Lettre de Madame de Sévigné à sa fille

Publié le par G&S

À Paris, mercredi 16e mars 1672

[…]

Vous me demandez, ma chère enfant, si j'aime toujours bien la vie. Je vous avoue que j'y trouve des chagrins cuisants. Mais je suis encore plus dégoûtée de la mort ; je me trouve si malheureuse d'avoir à finir tout ceci par elle que si je pouvais retourner en arrière je ne demanderais pas mieux.

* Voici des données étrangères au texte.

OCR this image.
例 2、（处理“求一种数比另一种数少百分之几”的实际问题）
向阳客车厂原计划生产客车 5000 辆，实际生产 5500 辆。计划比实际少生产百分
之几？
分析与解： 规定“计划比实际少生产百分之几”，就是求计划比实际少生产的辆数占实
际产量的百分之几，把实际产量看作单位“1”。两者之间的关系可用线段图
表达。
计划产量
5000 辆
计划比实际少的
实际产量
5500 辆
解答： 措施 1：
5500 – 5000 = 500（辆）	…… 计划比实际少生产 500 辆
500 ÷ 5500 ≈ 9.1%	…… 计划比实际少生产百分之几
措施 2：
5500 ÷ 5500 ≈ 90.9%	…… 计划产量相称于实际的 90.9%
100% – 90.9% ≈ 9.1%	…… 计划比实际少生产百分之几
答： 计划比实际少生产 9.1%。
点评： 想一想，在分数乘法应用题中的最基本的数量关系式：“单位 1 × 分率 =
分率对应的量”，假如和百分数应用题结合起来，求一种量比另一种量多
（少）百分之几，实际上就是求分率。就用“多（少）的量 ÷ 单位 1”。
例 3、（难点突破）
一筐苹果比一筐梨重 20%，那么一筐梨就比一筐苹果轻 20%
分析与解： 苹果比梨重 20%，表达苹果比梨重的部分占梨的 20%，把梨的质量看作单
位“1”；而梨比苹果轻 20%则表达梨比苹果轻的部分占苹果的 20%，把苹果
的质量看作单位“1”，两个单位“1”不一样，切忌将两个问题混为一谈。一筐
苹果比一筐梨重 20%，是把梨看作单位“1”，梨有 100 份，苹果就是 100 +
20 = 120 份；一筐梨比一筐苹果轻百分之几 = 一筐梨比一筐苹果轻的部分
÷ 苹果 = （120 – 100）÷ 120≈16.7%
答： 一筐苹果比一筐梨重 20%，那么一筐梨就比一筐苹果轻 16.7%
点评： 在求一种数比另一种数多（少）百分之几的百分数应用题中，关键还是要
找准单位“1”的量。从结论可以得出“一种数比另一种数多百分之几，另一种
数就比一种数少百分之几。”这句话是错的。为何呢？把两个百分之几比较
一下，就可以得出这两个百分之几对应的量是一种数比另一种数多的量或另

Je me trouve dans un engagement qui m’embarrasse ; je suis embarquée dans la vie sans mon consentement. Il faut que j'en sorte ; cela m'assomme. Et comment en sortirai-je ? Par où ? Par quelle porte ? Quand sera-ce ? En quelle disposition ? Souffrirai-je mille et mille douleurs, qui me feront mourir désespérée ? Aurai-je un transport au cerveau ? Mourrai-je d'un accident ? Comment serai-je avec Dieu ? Qu'aurai-je à lui présenter ? La crainte, la nécessité, feront-elles mon retour vers lui ? N’aurai-je aucun autre sentiment que celui de la peur ? Que puis-je espérer ? Suis-je digne du paradis ? Suis-je digne de l'enfer ?

Quelle alternative ! Quel embarras !

Rien n'est si fou que de mettre son salut dans l'incertitude, mais rien n'est si naturel, et la sotte vie que je mène est la chose du monde la plus aisée à comprendre.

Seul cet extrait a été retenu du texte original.